Our study has a number of limitations. Cognitive function depends on complex neural networks, and it is impossible to relate a certain memory function to a single specific neural pathway. Further, the study design does not allow for any assumptions regarding causality nor the pathogenesis behind the WM alterations, as e.g. cranial radiotherapy was closely related to extensive re-operations and to HL. Also the necessary hormone replacement, might to some point have an impact on the present result. The HT damage caused by the tumor or its treatment could be the direct cause of the WM alterations associated with the recorded cognitive deficits, but, also indirectly, as the connectivity between several HT compartments and the neural tracts (15) has been disrupted due to the tumor and/or treatment. Due to the rarity of the disease, the study population is small.
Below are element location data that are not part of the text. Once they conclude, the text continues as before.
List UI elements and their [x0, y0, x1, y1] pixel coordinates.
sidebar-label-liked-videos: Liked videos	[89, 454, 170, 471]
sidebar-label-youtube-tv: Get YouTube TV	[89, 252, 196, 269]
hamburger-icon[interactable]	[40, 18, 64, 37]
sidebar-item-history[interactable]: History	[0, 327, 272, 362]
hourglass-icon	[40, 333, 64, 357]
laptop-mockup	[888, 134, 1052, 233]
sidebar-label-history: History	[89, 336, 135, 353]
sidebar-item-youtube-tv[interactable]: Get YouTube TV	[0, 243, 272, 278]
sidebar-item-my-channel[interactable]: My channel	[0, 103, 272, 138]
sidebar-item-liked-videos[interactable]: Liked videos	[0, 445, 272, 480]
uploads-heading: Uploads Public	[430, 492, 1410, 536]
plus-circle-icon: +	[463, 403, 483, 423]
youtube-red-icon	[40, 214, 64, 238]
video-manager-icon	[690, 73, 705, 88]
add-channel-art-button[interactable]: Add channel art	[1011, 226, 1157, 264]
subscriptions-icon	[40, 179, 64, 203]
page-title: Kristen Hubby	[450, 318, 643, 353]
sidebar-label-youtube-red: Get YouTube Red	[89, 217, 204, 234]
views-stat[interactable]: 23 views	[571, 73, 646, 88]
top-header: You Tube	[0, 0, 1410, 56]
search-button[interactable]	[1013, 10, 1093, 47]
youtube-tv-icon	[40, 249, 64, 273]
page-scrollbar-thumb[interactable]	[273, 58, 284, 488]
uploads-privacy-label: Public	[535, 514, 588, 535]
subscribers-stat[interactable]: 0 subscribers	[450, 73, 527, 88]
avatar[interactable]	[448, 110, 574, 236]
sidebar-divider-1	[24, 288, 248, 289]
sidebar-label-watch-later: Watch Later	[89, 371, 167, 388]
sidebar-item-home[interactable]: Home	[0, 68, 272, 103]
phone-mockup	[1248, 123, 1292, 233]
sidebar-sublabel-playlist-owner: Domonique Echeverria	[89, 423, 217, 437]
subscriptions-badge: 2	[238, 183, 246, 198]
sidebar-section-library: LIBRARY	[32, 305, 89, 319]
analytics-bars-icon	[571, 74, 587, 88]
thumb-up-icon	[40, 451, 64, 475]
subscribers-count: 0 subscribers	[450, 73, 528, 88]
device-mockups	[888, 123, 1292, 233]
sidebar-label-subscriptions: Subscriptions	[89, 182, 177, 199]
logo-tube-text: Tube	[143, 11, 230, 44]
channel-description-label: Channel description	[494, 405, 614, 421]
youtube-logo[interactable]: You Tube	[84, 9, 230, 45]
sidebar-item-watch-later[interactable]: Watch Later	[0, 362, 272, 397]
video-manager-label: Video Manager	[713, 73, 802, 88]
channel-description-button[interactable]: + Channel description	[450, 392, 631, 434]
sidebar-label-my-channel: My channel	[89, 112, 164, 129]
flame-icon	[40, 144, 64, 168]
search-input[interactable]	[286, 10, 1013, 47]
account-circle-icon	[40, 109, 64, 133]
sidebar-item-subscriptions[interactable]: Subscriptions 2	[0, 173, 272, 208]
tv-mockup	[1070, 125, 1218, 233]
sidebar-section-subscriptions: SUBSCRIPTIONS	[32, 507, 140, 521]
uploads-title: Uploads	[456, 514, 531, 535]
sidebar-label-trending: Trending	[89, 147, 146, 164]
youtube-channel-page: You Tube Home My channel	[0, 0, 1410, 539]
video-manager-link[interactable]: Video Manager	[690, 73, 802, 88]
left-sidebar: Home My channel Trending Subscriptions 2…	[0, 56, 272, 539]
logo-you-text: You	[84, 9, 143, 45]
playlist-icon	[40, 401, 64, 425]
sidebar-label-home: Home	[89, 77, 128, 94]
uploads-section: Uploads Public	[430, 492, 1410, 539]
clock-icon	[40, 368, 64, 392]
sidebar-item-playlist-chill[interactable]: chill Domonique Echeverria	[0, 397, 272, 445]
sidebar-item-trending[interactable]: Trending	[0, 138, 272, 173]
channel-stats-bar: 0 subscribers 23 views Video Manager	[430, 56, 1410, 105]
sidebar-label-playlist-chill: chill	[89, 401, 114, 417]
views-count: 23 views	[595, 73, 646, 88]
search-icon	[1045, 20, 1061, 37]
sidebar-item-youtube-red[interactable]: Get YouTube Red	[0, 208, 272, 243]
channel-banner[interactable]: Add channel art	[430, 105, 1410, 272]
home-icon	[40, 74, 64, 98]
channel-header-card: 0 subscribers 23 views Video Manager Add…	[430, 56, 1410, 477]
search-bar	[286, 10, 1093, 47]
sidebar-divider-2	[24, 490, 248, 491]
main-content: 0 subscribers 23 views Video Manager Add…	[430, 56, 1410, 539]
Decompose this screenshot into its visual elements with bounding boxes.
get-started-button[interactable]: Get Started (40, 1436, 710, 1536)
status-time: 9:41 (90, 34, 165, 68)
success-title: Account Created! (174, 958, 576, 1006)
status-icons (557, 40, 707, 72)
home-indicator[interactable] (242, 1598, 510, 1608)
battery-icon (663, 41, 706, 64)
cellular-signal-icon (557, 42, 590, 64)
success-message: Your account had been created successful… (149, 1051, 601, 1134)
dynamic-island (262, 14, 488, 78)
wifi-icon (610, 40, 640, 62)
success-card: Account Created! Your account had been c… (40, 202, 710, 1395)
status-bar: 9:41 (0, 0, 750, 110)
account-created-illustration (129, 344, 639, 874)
Nevertheless, with a background population of 2.5 million, we included the eligible surviving adult population of childhood-onset CP, during 52 years in this area of Sweden. We chose to compare our results to DTI measures in Alzheimer disease as it is most relevant for episodic memory. Another factor important to keep in mind when comparing studies is the heterogeneity in as to how different segments of the cingulum are defined (44).
Conclusion
For the first time, a structure to function relationship is established between WM alterations detected with DTI and cognitive dysfunction in CP. The strongest associations were found between WM alterations in the cingulum, with both loss of WM integrity and demyelination/edema, to a decline in visual episodic memory. Further, CP patients have a smaller hippocampus, but also reduced WM integrity and demyelination, associated with lower performance in general knowledge. New knowledge and increased awareness of cognitive dysfunction is essential for optimizing postoperative outcome and care among CP patients with HT damage.
Supplementary Material
Declaration of interest
The authors declare that there is no conflict of interest that could be perceived as prejudicing the impartiality of this study.
Funding
This work was supported by the Swedish Children’s Cancer Foundation, and the Medical Faculty, Lund University, Sweden.
Author contribution statement
All authors helped to conceptualize the study. S B F, E M E, L R conducted the data analysis. D S and D V W analyzed the tractography. All authors helped to interpret the data. S B F drafted the original paper and EME extensively revised the paper with input from all authors. All authors approved the final version.